Bug 43511 – Check DNS resolving $repository/online/server

Bug 43511 - Check DNS resolving $repository/online/server


Summary:	Check DNS resolving $repository/online/server

Status:	RESOLVED WONTFIX

Product:	UCS
Classification:	Unclassified
Component:	Monitoring (Prometheus or Nagios)
Version:	UCS 4.2
Hardware:	Other Linux

Importance:	P5 normal (vote)
Target Milestone:	---
Assigned To:	UCS maintainers
QA Contact:	UCS maintainers

URL:
Keywords:

Depends on:	43217
Blocks:
	Show dependency tree / graph

Reported:	2017-02-07 16:37 CET by Philipp Hahn
Modified:	2020-07-03 20:51 CEST (History)
CC List:	3 users (show)

See Also:	43618
What kind of report is it?:	Feature Request
What type of bug is this?:	6: Setup Problem: Issue for the setup process
Who will be affected by this bug?:	1: Will affect a very few installed domains
How will those affected feel about the bug?:	2: A Pain – users won’t like this once they notice it
User Pain:	0.069
Enterprise Customer affected?:
School Customer affected?:
ISV affected?:
Waiting Support:
Flags outvoted (downgraded) after PO Review:
Ticket number:
Bug group (optional):
Max CVSS v3 score:

Attachments
Add an attachment (proposed patch, testcase, etc.)

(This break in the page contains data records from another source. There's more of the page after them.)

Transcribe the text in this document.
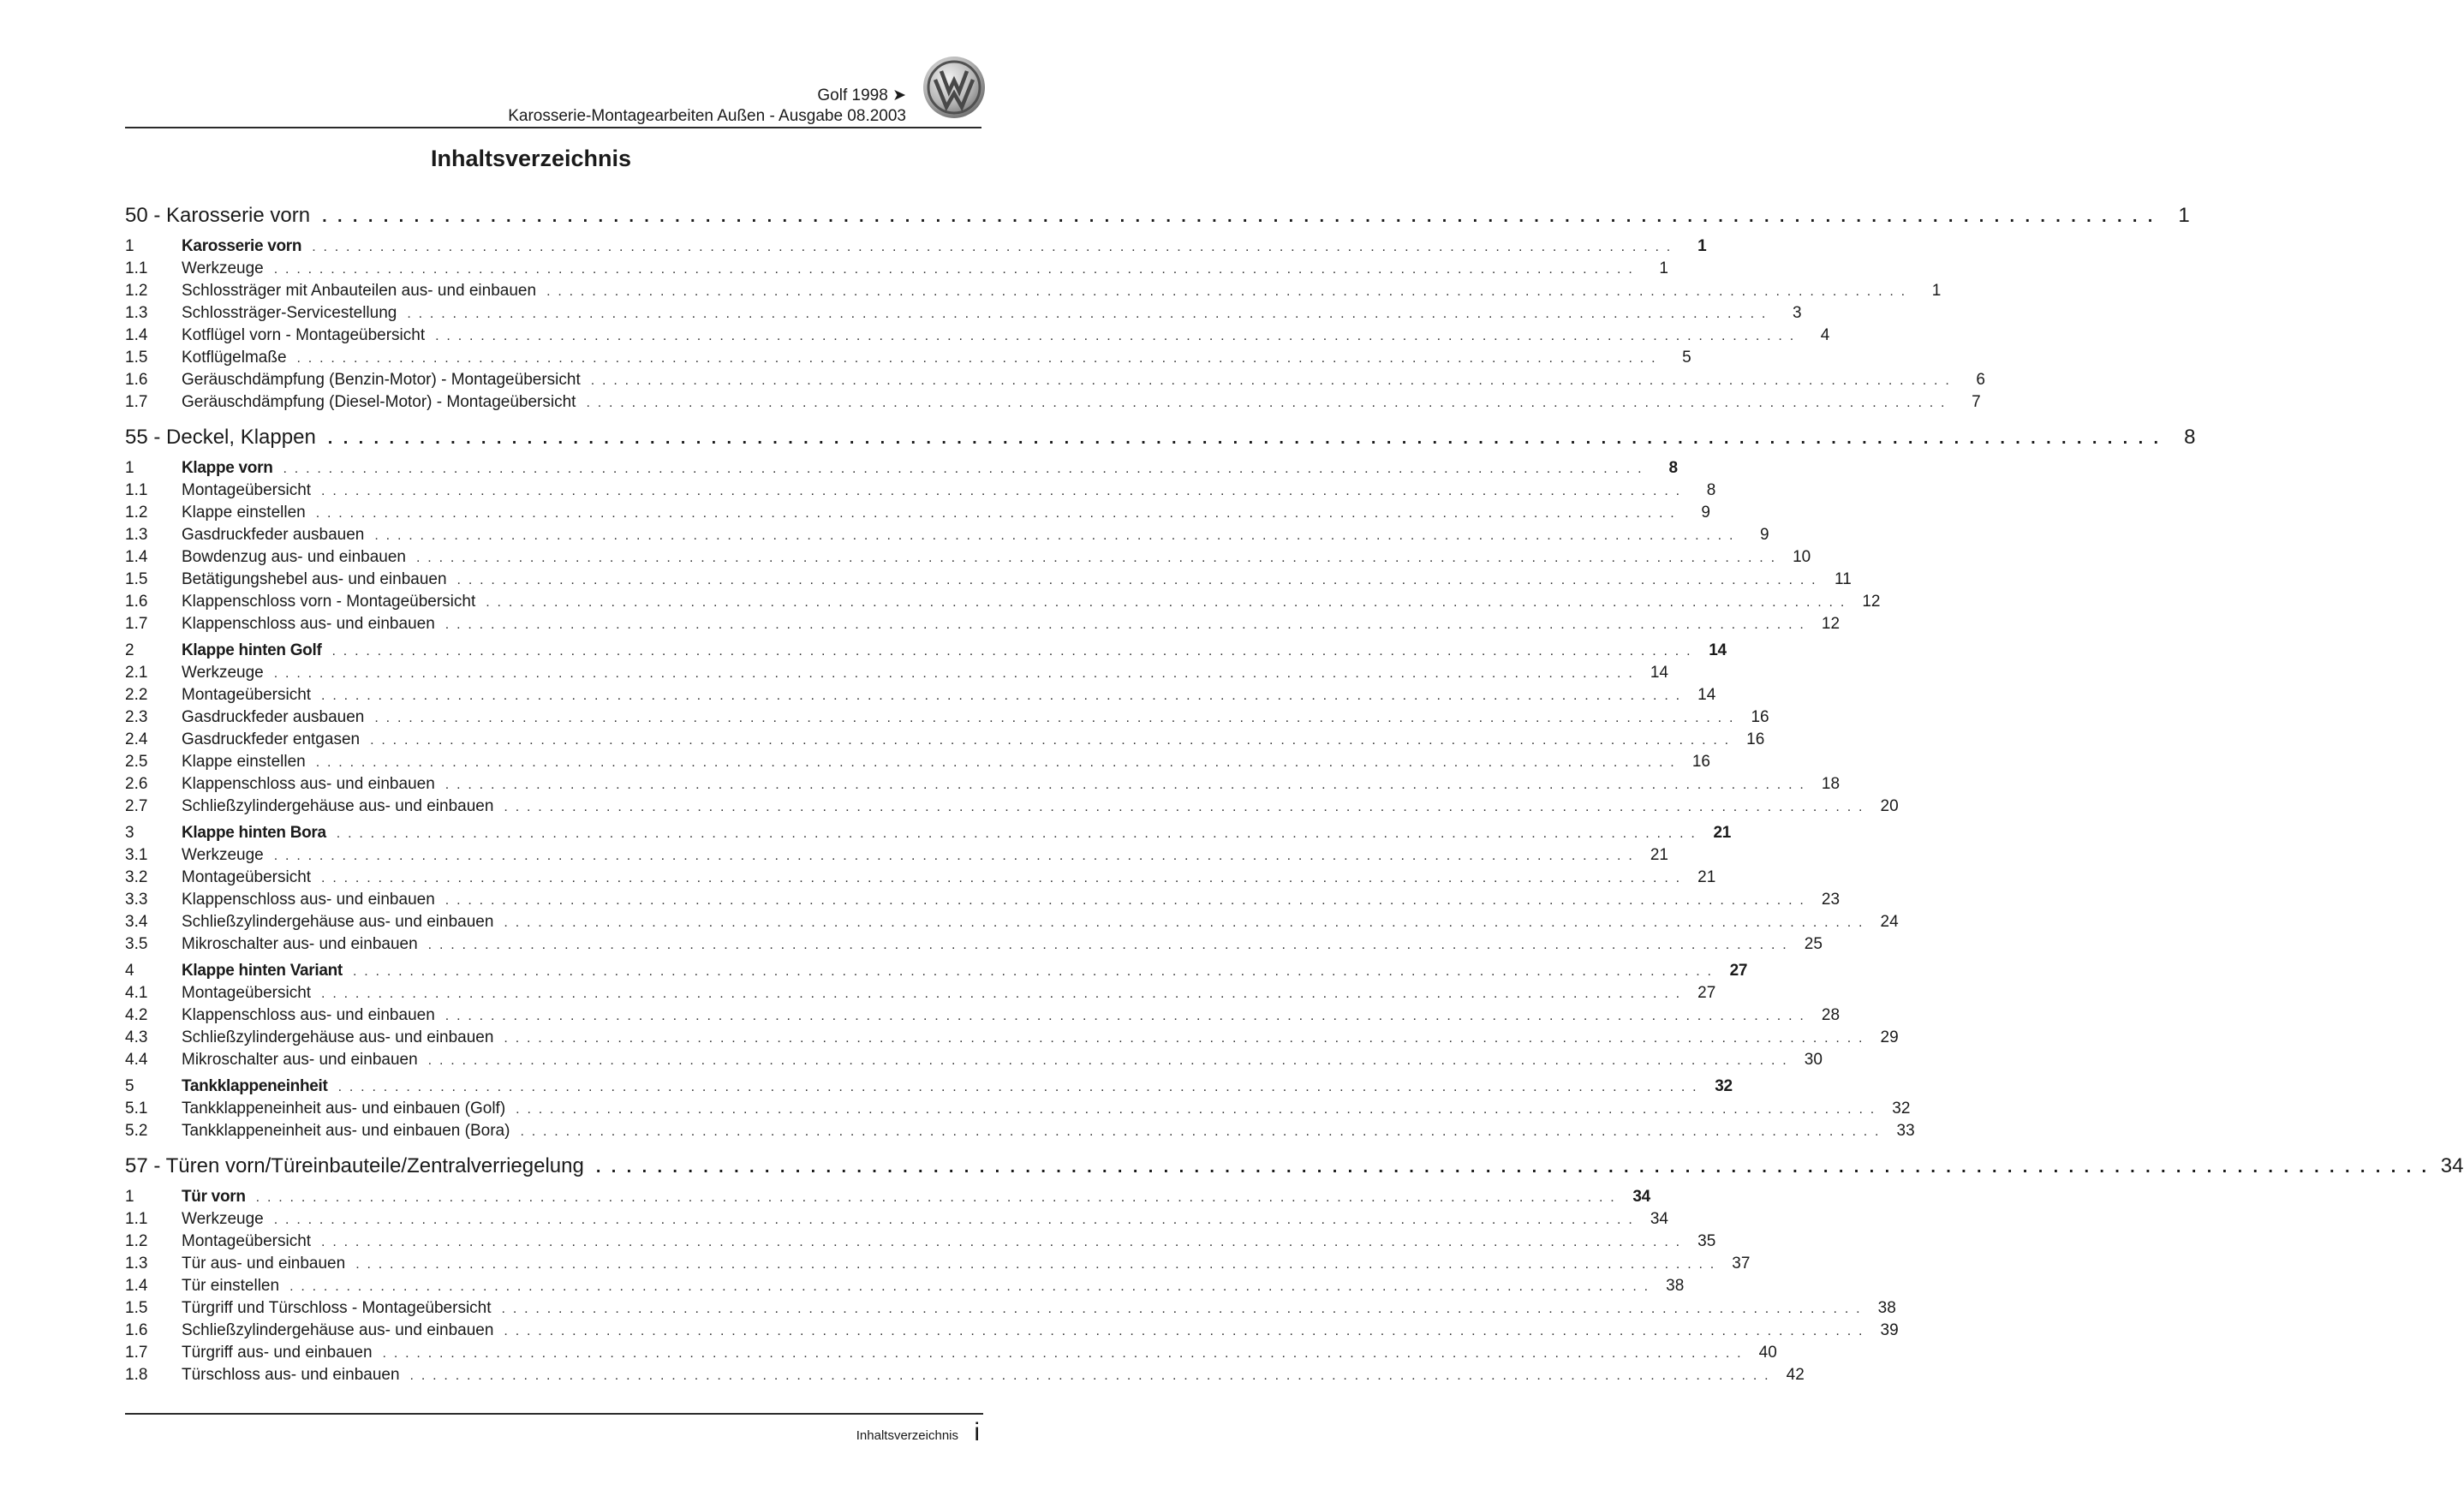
Golf 1998 ➤
Karosserie-Montagearbeiten Außen - Ausgabe 08.2003
Inhaltsverzeichnis
50 - Karosserie vorn . . . . . . . . . . . . . . . . . . . . . . . . . . . . . . . . . . . . . . . . . . . . . . . . . . . . . . . . . . . . . . . . . . . . . . . . . . . . . . . . . . . . . . . . . . . . . . . . . . . . . . . . . . . . . . . . . . . . . . . .	1
1	Karosserie vorn . . . . . . . . . . . . . . . . . . . . . . . . . . . . . . . . . . . . . . . . . . . . . . . . . . . . . . . . . . . . . . . . . . . . . . . . . . . . . . . . . . . . . . . . . . . . . . . . . . . . . . . . . . . . . . . . . . . . . . . .	1
1.1	Werkzeuge . . . . . . . . . . . . . . . . . . . . . . . . . . . . . . . . . . . . . . . . . . . . . . . . . . . . . . . . . . . . . . . . . . . . . . . . . . . . . . . . . . . . . . . . . . . . . . . . . . . . . . . . . . . . . . . . . . . . . . . .	1
1.2	Schlossträger mit Anbauteilen aus- und einbauen . . . . . . . . . . . . . . . . . . . . . . . . . . . . . . . . . . . . . . . . . . . . . . . . . . . . . . . . . . . . . . . . . . . . . . . . . . . . . . . . . . . . . . . . . . . . . . . . . . . . . . . . . . . . . . . . . . . . . . . .	1
1.3	Schlossträger-Servicestellung . . . . . . . . . . . . . . . . . . . . . . . . . . . . . . . . . . . . . . . . . . . . . . . . . . . . . . . . . . . . . . . . . . . . . . . . . . . . . . . . . . . . . . . . . . . . . . . . . . . . . . . . . . . . . . . . . . . . . . . .	3
1.4	Kotflügel vorn - Montageübersicht . . . . . . . . . . . . . . . . . . . . . . . . . . . . . . . . . . . . . . . . . . . . . . . . . . . . . . . . . . . . . . . . . . . . . . . . . . . . . . . . . . . . . . . . . . . . . . . . . . . . . . . . . . . . . . . . . . . . . . . .	4
1.5	Kotflügelmaße . . . . . . . . . . . . . . . . . . . . . . . . . . . . . . . . . . . . . . . . . . . . . . . . . . . . . . . . . . . . . . . . . . . . . . . . . . . . . . . . . . . . . . . . . . . . . . . . . . . . . . . . . . . . . . . . . . . . . . . .	5
1.6	Geräuschdämpfung (Benzin-Motor) - Montageübersicht . . . . . . . . . . . . . . . . . . . . . . . . . . . . . . . . . . . . . . . . . . . . . . . . . . . . . . . . . . . . . . . . . . . . . . . . . . . . . . . . . . . . . . . . . . . . . . . . . . . . . . . . . . . . . . . . . . . . . . . .	6
1.7	Geräuschdämpfung (Diesel-Motor) - Montageübersicht . . . . . . . . . . . . . . . . . . . . . . . . . . . . . . . . . . . . . . . . . . . . . . . . . . . . . . . . . . . . . . . . . . . . . . . . . . . . . . . . . . . . . . . . . . . . . . . . . . . . . . . . . . . . . . . . . . . . . . . .	7
55 - Deckel, Klappen . . . . . . . . . . . . . . . . . . . . . . . . . . . . . . . . . . . . . . . . . . . . . . . . . . . . . . . . . . . . . . . . . . . . . . . . . . . . . . . . . . . . . . . . . . . . . . . . . . . . . . . . . . . . . . . . . . . . . . . .	8
1	Klappe vorn . . . . . . . . . . . . . . . . . . . . . . . . . . . . . . . . . . . . . . . . . . . . . . . . . . . . . . . . . . . . . . . . . . . . . . . . . . . . . . . . . . . . . . . . . . . . . . . . . . . . . . . . . . . . . . . . . . . . . . . .	8
1.1	Montageübersicht . . . . . . . . . . . . . . . . . . . . . . . . . . . . . . . . . . . . . . . . . . . . . . . . . . . . . . . . . . . . . . . . . . . . . . . . . . . . . . . . . . . . . . . . . . . . . . . . . . . . . . . . . . . . . . . . . . . . . . . .	8
1.2	Klappe einstellen . . . . . . . . . . . . . . . . . . . . . . . . . . . . . . . . . . . . . . . . . . . . . . . . . . . . . . . . . . . . . . . . . . . . . . . . . . . . . . . . . . . . . . . . . . . . . . . . . . . . . . . . . . . . . . . . . . . . . . . .	9
1.3	Gasdruckfeder ausbauen . . . . . . . . . . . . . . . . . . . . . . . . . . . . . . . . . . . . . . . . . . . . . . . . . . . . . . . . . . . . . . . . . . . . . . . . . . . . . . . . . . . . . . . . . . . . . . . . . . . . . . . . . . . . . . . . . . . . . . . .	9
1.4	Bowdenzug aus- und einbauen . . . . . . . . . . . . . . . . . . . . . . . . . . . . . . . . . . . . . . . . . . . . . . . . . . . . . . . . . . . . . . . . . . . . . . . . . . . . . . . . . . . . . . . . . . . . . . . . . . . . . . . . . . . . . . . . . . . . . . . . 10
1.5	Betätigungshebel aus- und einbauen . . . . . . . . . . . . . . . . . . . . . . . . . . . . . . . . . . . . . . . . . . . . . . . . . . . . . . . . . . . . . . . . . . . . . . . . . . . . . . . . . . . . . . . . . . . . . . . . . . . . . . . . . . . . . . . . . . . . . . . .	11
1.6	Klappenschloss vorn - Montageübersicht . . . . . . . . . . . . . . . . . . . . . . . . . . . . . . . . . . . . . . . . . . . . . . . . . . . . . . . . . . . . . . . . . . . . . . . . . . . . . . . . . . . . . . . . . . . . . . . . . . . . . . . . . . . . . . . . . . . . . . . . 12
1.7	Klappenschloss aus- und einbauen . . . . . . . . . . . . . . . . . . . . . . . . . . . . . . . . . . . . . . . . . . . . . . . . . . . . . . . . . . . . . . . . . . . . . . . . . . . . . . . . . . . . . . . . . . . . . . . . . . . . . . . . . . . . . . . . . . . . . . . . 12
2	Klappe hinten Golf . . . . . . . . . . . . . . . . . . . . . . . . . . . . . . . . . . . . . . . . . . . . . . . . . . . . . . . . . . . . . . . . . . . . . . . . . . . . . . . . . . . . . . . . . . . . . . . . . . . . . . . . . . . . . . . . . . . . . . . .	14
2.1	Werkzeuge . . . . . . . . . . . . . . . . . . . . . . . . . . . . . . . . . . . . . . . . . . . . . . . . . . . . . . . . . . . . . . . . . . . . . . . . . . . . . . . . . . . . . . . . . . . . . . . . . . . . . . . . . . . . . . . . . . . . . . . . 14
2.2	Montageübersicht . . . . . . . . . . . . . . . . . . . . . . . . . . . . . . . . . . . . . . . . . . . . . . . . . . . . . . . . . . . . . . . . . . . . . . . . . . . . . . . . . . . . . . . . . . . . . . . . . . . . . . . . . . . . . . . . . . . . . . . . 14
2.3	Gasdruckfeder ausbauen . . . . . . . . . . . . . . . . . . . . . . . . . . . . . . . . . . . . . . . . . . . . . . . . . . . . . . . . . . . . . . . . . . . . . . . . . . . . . . . . . . . . . . . . . . . . . . . . . . . . . . . . . . . . . . . . . . . . . . . . 16
2.4	Gasdruckfeder entgasen . . . . . . . . . . . . . . . . . . . . . . . . . . . . . . . . . . . . . . . . . . . . . . . . . . . . . . . . . . . . . . . . . . . . . . . . . . . . . . . . . . . . . . . . . . . . . . . . . . . . . . . . . . . . . . . . . . . . . . . . 16
2.5	Klappe einstellen . . . . . . . . . . . . . . . . . . . . . . . . . . . . . . . . . . . . . . . . . . . . . . . . . . . . . . . . . . . . . . . . . . . . . . . . . . . . . . . . . . . . . . . . . . . . . . . . . . . . . . . . . . . . . . . . . . . . . . . . 16
2.6	Klappenschloss aus- und einbauen . . . . . . . . . . . . . . . . . . . . . . . . . . . . . . . . . . . . . . . . . . . . . . . . . . . . . . . . . . . . . . . . . . . . . . . . . . . . . . . . . . . . . . . . . . . . . . . . . . . . . . . . . . . . . . . . . . . . . . . . 18
2.7	Schließzylindergehäuse aus- und einbauen . . . . . . . . . . . . . . . . . . . . . . . . . . . . . . . . . . . . . . . . . . . . . . . . . . . . . . . . . . . . . . . . . . . . . . . . . . . . . . . . . . . . . . . . . . . . . . . . . . . . . . . . . . . . . . . . . . . . . . . . 20
3	Klappe hinten Bora . . . . . . . . . . . . . . . . . . . . . . . . . . . . . . . . . . . . . . . . . . . . . . . . . . . . . . . . . . . . . . . . . . . . . . . . . . . . . . . . . . . . . . . . . . . . . . . . . . . . . . . . . . . . . . . . . . . . . . . .	21
3.1	Werkzeuge . . . . . . . . . . . . . . . . . . . . . . . . . . . . . . . . . . . . . . . . . . . . . . . . . . . . . . . . . . . . . . . . . . . . . . . . . . . . . . . . . . . . . . . . . . . . . . . . . . . . . . . . . . . . . . . . . . . . . . . . 21
3.2	Montageübersicht . . . . . . . . . . . . . . . . . . . . . . . . . . . . . . . . . . . . . . . . . . . . . . . . . . . . . . . . . . . . . . . . . . . . . . . . . . . . . . . . . . . . . . . . . . . . . . . . . . . . . . . . . . . . . . . . . . . . . . . . 21
3.3	Klappenschloss aus- und einbauen . . . . . . . . . . . . . . . . . . . . . . . . . . . . . . . . . . . . . . . . . . . . . . . . . . . . . . . . . . . . . . . . . . . . . . . . . . . . . . . . . . . . . . . . . . . . . . . . . . . . . . . . . . . . . . . . . . . . . . . . 23
3.4	Schließzylindergehäuse aus- und einbauen . . . . . . . . . . . . . . . . . . . . . . . . . . . . . . . . . . . . . . . . . . . . . . . . . . . . . . . . . . . . . . . . . . . . . . . . . . . . . . . . . . . . . . . . . . . . . . . . . . . . . . . . . . . . . . . . . . . . . . . . 24
3.5	Mikroschalter aus- und einbauen . . . . . . . . . . . . . . . . . . . . . . . . . . . . . . . . . . . . . . . . . . . . . . . . . . . . . . . . . . . . . . . . . . . . . . . . . . . . . . . . . . . . . . . . . . . . . . . . . . . . . . . . . . . . . . . . . . . . . . . . 25
4	Klappe hinten Variant . . . . . . . . . . . . . . . . . . . . . . . . . . . . . . . . . . . . . . . . . . . . . . . . . . . . . . . . . . . . . . . . . . . . . . . . . . . . . . . . . . . . . . . . . . . . . . . . . . . . . . . . . . . . . . . . . . . . . . . .	27
4.1	Montageübersicht . . . . . . . . . . . . . . . . . . . . . . . . . . . . . . . . . . . . . . . . . . . . . . . . . . . . . . . . . . . . . . . . . . . . . . . . . . . . . . . . . . . . . . . . . . . . . . . . . . . . . . . . . . . . . . . . . . . . . . . . 27
4.2	Klappenschloss aus- und einbauen . . . . . . . . . . . . . . . . . . . . . . . . . . . . . . . . . . . . . . . . . . . . . . . . . . . . . . . . . . . . . . . . . . . . . . . . . . . . . . . . . . . . . . . . . . . . . . . . . . . . . . . . . . . . . . . . . . . . . . . . 28
4.3	Schließzylindergehäuse aus- und einbauen . . . . . . . . . . . . . . . . . . . . . . . . . . . . . . . . . . . . . . . . . . . . . . . . . . . . . . . . . . . . . . . . . . . . . . . . . . . . . . . . . . . . . . . . . . . . . . . . . . . . . . . . . . . . . . . . . . . . . . . . 29
4.4	Mikroschalter aus- und einbauen . . . . . . . . . . . . . . . . . . . . . . . . . . . . . . . . . . . . . . . . . . . . . . . . . . . . . . . . . . . . . . . . . . . . . . . . . . . . . . . . . . . . . . . . . . . . . . . . . . . . . . . . . . . . . . . . . . . . . . . . 30
5	Tankklappeneinheit . . . . . . . . . . . . . . . . . . . . . . . . . . . . . . . . . . . . . . . . . . . . . . . . . . . . . . . . . . . . . . . . . . . . . . . . . . . . . . . . . . . . . . . . . . . . . . . . . . . . . . . . . . . . . . . . . . . . . . . .	32
5.1	Tankklappeneinheit aus- und einbauen (Golf) . . . . . . . . . . . . . . . . . . . . . . . . . . . . . . . . . . . . . . . . . . . . . . . . . . . . . . . . . . . . . . . . . . . . . . . . . . . . . . . . . . . . . . . . . . . . . . . . . . . . . . . . . . . . . . . . . . . . . . . . 32
5.2	Tankklappeneinheit aus- und einbauen (Bora) . . . . . . . . . . . . . . . . . . . . . . . . . . . . . . . . . . . . . . . . . . . . . . . . . . . . . . . . . . . . . . . . . . . . . . . . . . . . . . . . . . . . . . . . . . . . . . . . . . . . . . . . . . . . . . . . . . . . . . . . 33
57 - Türen vorn/Türeinbauteile/Zentralverriegelung . . . . . . . . . . . . . . . . . . . . . . . . . . . . . . . . . . . . . . . . . . . . . . . . . . . . . . . . . . . . . . . . . . . . . . . . . . . . . . . . . . . . . . . . . . . . . . . . . . . . . . . . . . . . . . . . . . . . . . . . 34
1	Tür vorn . . . . . . . . . . . . . . . . . . . . . . . . . . . . . . . . . . . . . . . . . . . . . . . . . . . . . . . . . . . . . . . . . . . . . . . . . . . . . . . . . . . . . . . . . . . . . . . . . . . . . . . . . . . . . . . . . . . . . . . .	34
1.1	Werkzeuge . . . . . . . . . . . . . . . . . . . . . . . . . . . . . . . . . . . . . . . . . . . . . . . . . . . . . . . . . . . . . . . . . . . . . . . . . . . . . . . . . . . . . . . . . . . . . . . . . . . . . . . . . . . . . . . . . . . . . . . . 34
1.2	Montageübersicht . . . . . . . . . . . . . . . . . . . . . . . . . . . . . . . . . . . . . . . . . . . . . . . . . . . . . . . . . . . . . . . . . . . . . . . . . . . . . . . . . . . . . . . . . . . . . . . . . . . . . . . . . . . . . . . . . . . . . . . . 35
1.3	Tür aus- und einbauen . . . . . . . . . . . . . . . . . . . . . . . . . . . . . . . . . . . . . . . . . . . . . . . . . . . . . . . . . . . . . . . . . . . . . . . . . . . . . . . . . . . . . . . . . . . . . . . . . . . . . . . . . . . . . . . . . . . . . . . . 37
1.4	Tür einstellen . . . . . . . . . . . . . . . . . . . . . . . . . . . . . . . . . . . . . . . . . . . . . . . . . . . . . . . . . . . . . . . . . . . . . . . . . . . . . . . . . . . . . . . . . . . . . . . . . . . . . . . . . . . . . . . . . . . . . . . . 38
1.5	Türgriff und Türschloss - Montageübersicht . . . . . . . . . . . . . . . . . . . . . . . . . . . . . . . . . . . . . . . . . . . . . . . . . . . . . . . . . . . . . . . . . . . . . . . . . . . . . . . . . . . . . . . . . . . . . . . . . . . . . . . . . . . . . . . . . . . . . . . . 38
1.6	Schließzylindergehäuse aus- und einbauen . . . . . . . . . . . . . . . . . . . . . . . . . . . . . . . . . . . . . . . . . . . . . . . . . . . . . . . . . . . . . . . . . . . . . . . . . . . . . . . . . . . . . . . . . . . . . . . . . . . . . . . . . . . . . . . . . . . . . . . . 39
1.7	Türgriff aus- und einbauen . . . . . . . . . . . . . . . . . . . . . . . . . . . . . . . . . . . . . . . . . . . . . . . . . . . . . . . . . . . . . . . . . . . . . . . . . . . . . . . . . . . . . . . . . . . . . . . . . . . . . . . . . . . . . . . . . . . . . . . . 40
1.8	Türschloss aus- und einbauen . . . . . . . . . . . . . . . . . . . . . . . . . . . . . . . . . . . . . . . . . . . . . . . . . . . . . . . . . . . . . . . . . . . . . . . . . . . . . . . . . . . . . . . . . . . . . . . . . . . . . . . . . . . . . . . . . . . . . . . . 42
Inhaltsverzeichnis i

Note You need to log in before you can comment on or make changes to this bug.

Description Philipp Hahn

2017-02-07 16:37:14 CET

+++ This bug was initially created as a clone of Bug #43217 +++
(In reply to Philipp Hahn from Bug #43217 comment #8)
> (In reply to Stefan Gohmann from #43217 comment #7)
> > (In reply to Stefan Gohmann from #43217 comment #4)
> > > The other problem. What happens if we configure bind0 to be broken after an
> > > update? Previously, our update server was still reachable since we have the
> > > forwarder as second nameserver configured.
> > 
> > Maybe, we can solve this by adding a static entry for
> > updates.software-univention.de (IPv4 + IPv6).
> 
> As discussed this has multiple aspects:
> 1. we don't want to hard-code their addresses, as DNS can be updated more
> easily than shipped packages. We also will hopefully get a 2nd ftp server
> soon.
> 2. UCS is using "hosts: files dns" in /etc/nsswitch.conf, adding the IPs to
> /etc/hosts would prevent any DNS lookup for them; "dns files" would solve
> this, but would breaks using the hostname (or the hostname of the DC master)
> while DNS is down. We would need a "files.fallback"...
> 3. Before UCS-4.0, only UCS DNS servers were used in UCRVs 'nameserverX' and
> external DNS servers in UCRVs 'dns/forwarderY' - the change was only
> introduced with the switch-over to the Debian-Installer (and
> Univention-System-Setup) with UCS-4.0. But we don't know if it is so on
> every system.
> 4. Fact: Using mixed UCS domain DNS servers and external DNS servers in UCRV
> nameserverX is wrong - this lead to multiple problems in the past:
>    - univention-dhcp no longer starts
>    - while the UCS named is down, any query will get a negative answer from
> the external fallback DNS server, which is cached by nscd. So even after the
> restart is completed, the cache is poisoned...
>    - ...
> Ideas for mitigation:

- write a Nagios check/UCS diagnostics module to check for working $(repository/online/server) DNS resolving and connection

> - Check for working named on start/network-up and fall back to static IP
> addresses if DNS does not work
> - Tell users to do a "ucr set nameserver1=8.8.8.8 ; apt-get update ; apt-get
> upgrade" to get back a working BIND if things go wrong badly.
> - Add a fallback to a static configuration in the updater if DNS does not
> work; APT would need to use the same faked DNS as well...
> - ...

Comment 1 Ingo Steuwer

2020-07-03 20:51:31 CEST

This issue has been filed against UCS 4.2.

UCS 4.2 is out of maintenance and many UCS components have changed in later releases. Thus, this issue is now being closed.

If this issue still occurs in newer UCS versions, please use "Clone this bug" or reopen it and update the UCS version. In this case please provide detailed information on how this issue is affecting you.